I’m not here, but my Friday Wall Street Journal drama column is. This week I review the Broadway revival of Terrence McNally’s The Ritz and Paper Mill Playhouse’s production of Garry Marshall’s Happy Days: A New Musical:
I love farce, but “The Ritz” is a big, sloppy mess, a series of inconsistently amusing sketches loosely strung on a paper-thin pretext: Gaetano (Kevin Chamberlin) marries into a family of Brooklyn thugs. His brother-in-law Carmine (Lenny Venito) decides to whack him on general principles. In order to avoid becoming a whackee, he jumps in a cab and asks the driver to take him to a place where nobody would dream of looking for him. The driver drops him at the front door of a gay steambath, which Gaetano innocently assumes is an ordinary Turkish bath…and we’re off to the races.
Needless to say, all this is the stuff of a high-speed mistaken-identity farce, and in the hands of a more disciplined farceur it might well have yielded up loads of laughs. The trouble is that Mr. McNally has failed to nail the pieces together with the scrupulous precision that farce demands, meaning that the second act of “The Ritz” fails to build up or pay off with the explosive comic force of such great modern farces as Joe Orton’s “What the Butler Saw” or Michael Frayn’s “Noises Off.” Yes, it’s funny–but not funny enough….

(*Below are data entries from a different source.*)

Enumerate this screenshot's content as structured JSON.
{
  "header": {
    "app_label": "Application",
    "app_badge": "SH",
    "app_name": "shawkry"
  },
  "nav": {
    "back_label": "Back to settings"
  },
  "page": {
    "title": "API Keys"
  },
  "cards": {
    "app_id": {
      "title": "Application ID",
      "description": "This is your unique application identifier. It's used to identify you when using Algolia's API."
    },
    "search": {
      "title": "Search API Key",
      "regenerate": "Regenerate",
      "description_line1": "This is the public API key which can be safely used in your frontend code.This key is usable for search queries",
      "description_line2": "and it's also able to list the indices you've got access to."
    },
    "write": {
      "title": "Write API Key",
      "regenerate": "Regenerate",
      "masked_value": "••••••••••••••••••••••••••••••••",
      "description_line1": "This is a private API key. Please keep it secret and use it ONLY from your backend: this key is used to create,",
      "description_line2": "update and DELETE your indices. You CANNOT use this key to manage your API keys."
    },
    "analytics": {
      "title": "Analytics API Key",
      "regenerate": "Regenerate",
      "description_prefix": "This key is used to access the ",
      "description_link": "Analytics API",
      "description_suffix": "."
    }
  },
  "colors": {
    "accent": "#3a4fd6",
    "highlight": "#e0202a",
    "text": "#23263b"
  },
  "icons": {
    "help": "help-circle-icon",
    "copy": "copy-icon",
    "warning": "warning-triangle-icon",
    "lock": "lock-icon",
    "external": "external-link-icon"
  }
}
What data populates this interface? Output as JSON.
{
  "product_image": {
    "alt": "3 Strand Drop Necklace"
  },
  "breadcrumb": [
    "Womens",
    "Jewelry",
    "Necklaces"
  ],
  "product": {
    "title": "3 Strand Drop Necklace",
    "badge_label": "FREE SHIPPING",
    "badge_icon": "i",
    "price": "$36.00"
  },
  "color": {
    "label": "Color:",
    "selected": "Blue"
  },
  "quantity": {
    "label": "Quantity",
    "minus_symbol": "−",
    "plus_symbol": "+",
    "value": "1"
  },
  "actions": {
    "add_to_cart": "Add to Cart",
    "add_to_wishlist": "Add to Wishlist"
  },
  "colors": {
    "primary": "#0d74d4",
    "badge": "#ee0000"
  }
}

Garry Marshall and Paul Williams have come up with a musical version of “Happy Days,” one of the most successful sitcoms of the ’70s. Perhaps the proper word for this wan production, however, is meta-nostalgic, since it’s a show about a show, a sentimental look back at a sentimental look back at America in the ’50s. That’s an awful lot of sentiment for one musical, especially one that doesn’t contain a single memorable song. All Mr. Williams has to offer is carbon-paper pastiche, just as all Mr. Marshall has to offer is a plot bland enough to have been pinched from an episode of the sitcom he created in 1974, back in the days when most network TV series were as controversial as turkey on white with mayo.